Estudar sobre o cultivo e as variedades da maconha passou a integrar a rotina do casal Alexandre Meirelles e Maria de Fátima Pereira nos últimos três meses. Os dois, que nunca foram usuários, plantam cannabis sativa em casa e extraem de forma artesanal o óleo da planta, que é usado no tratamento do filho Gabriel, de 14 anos. A família é uma das três que, por meio de habeas corpus, conseguiram a autorização judicial para a produção caseira do extrato.
Gabriel tem epilepsia refratária, sequela de uma encefalite bacteriana que contraiu aos 8 anos de idade. O menino chegou a ter 30 crises por dia na fase mais grave da doença. Depois do uso do canabidiol ( substância encontrada na maconha que é extraída através do óleo), houve uma significante redução: hoje, ele tem em média 15 crises por mês.
O casal participou de oficinas no projeto FarmaCanabis, da Universidade Federal do Rio de Janeiro, que tem a proposta de dosar os canabinóides – diferentes substâncias presentes na cannabis – assim como identificar a concentração deles nos diversos tipos da planta. Com isso, será possível determinar qual extrato é mais indicado para cada doença. “Analisando os extratos de cannabis, a gente vai avaliar a segurança destes tratamentos e poder dar essa informação para o paciente e seu médico”, explica Vírginia Carvalho, coordenadora do projeto e doutora em toxicologia pela USP.
Variações na dosagem podem fazer a pessoa que está controlada voltar a ter crise.
Além da epilepsia, o óleo extraído da maconha pode ser utilizado em tratamentos de câncer, esclerose múltipla, autismo, alzheimer e parkinson.
Alexandre e Fátima tiveram que construir uma estufa, aprenderam a trabalhar a terra, podar corretamente e descobriram na prática que a cannabis não pode ficar exposta nem ao sol e nem à chuva.
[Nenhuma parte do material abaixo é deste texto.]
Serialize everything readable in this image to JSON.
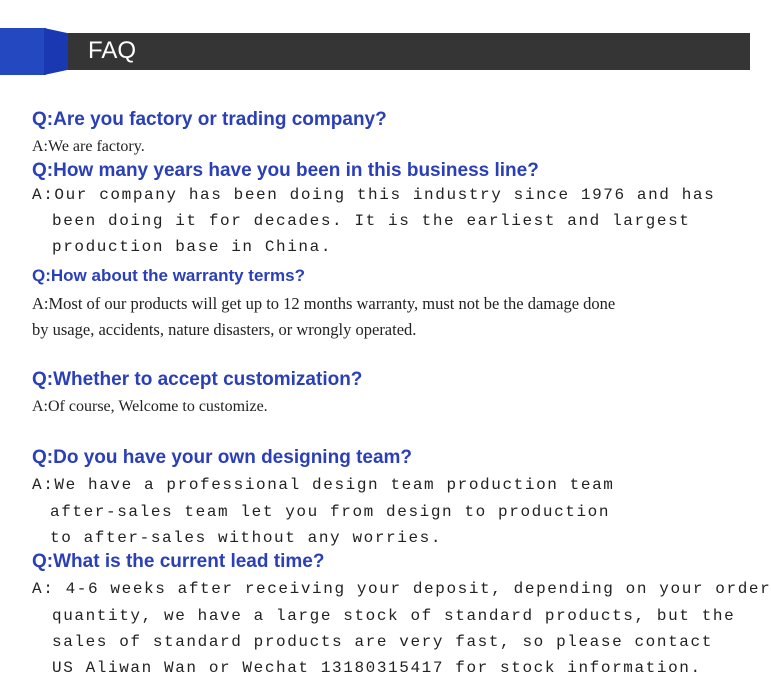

Agora, esperam que as plantas floresçam para que o óleo seja extraído. Além de aprenderem a plantar, os dois passam pelo desafio de produzir o extrato de maneira caseira. “Não é questão só de fazer um óleo, o problema maior para utilizar esse óleo é saber o que tem dentro dele”, conta o pai, referindo-se à dosagem do remédio.
Desde 2014, a ANVISA iniciou o debate para colocar o canadibiol na lista de substâncias com prescrição médica permitida. Cerca de duas mil pessoas fazem uso do remédio no Brasil. O produto é importado e de difícil acesso, tanto pelo preço – que custa por mês entre R$ 2.000 e R$ 15.000 – quanto pela burocracia. No STF, Teori Zavascki, morto em janeiro deste ano em um acidente de avião, pediu vistas do processo que descriminaliza a maconha em 2015. Seu sucessor é quem vai dar prosseguimento a ação.A solução mais prática é o cultivo em casa, que precisa vir acompanhado de uma assistência do poder público em relação à análise do produto feito artesanalmente. “Pequenas variações na dosagem podem fazer a pessoa que está controlada voltar a ter crise. Por isso a importância de um laboratório público atuando”, explica Eduardo Favere, médico especializado em epilepsias que atende Gabriel.
A UFRJ autorizou que o laboratório para análises fosse montado na universidade sob a coordenação da professora Virgínia. O problema é que a estrutura necessária para a análise dos extratos é cara. Para custeá-lo, foi criado um financiamento coletivo para arrecadar R$ 24.399. As doações seguem até o próximo dia 20 de fevereiro.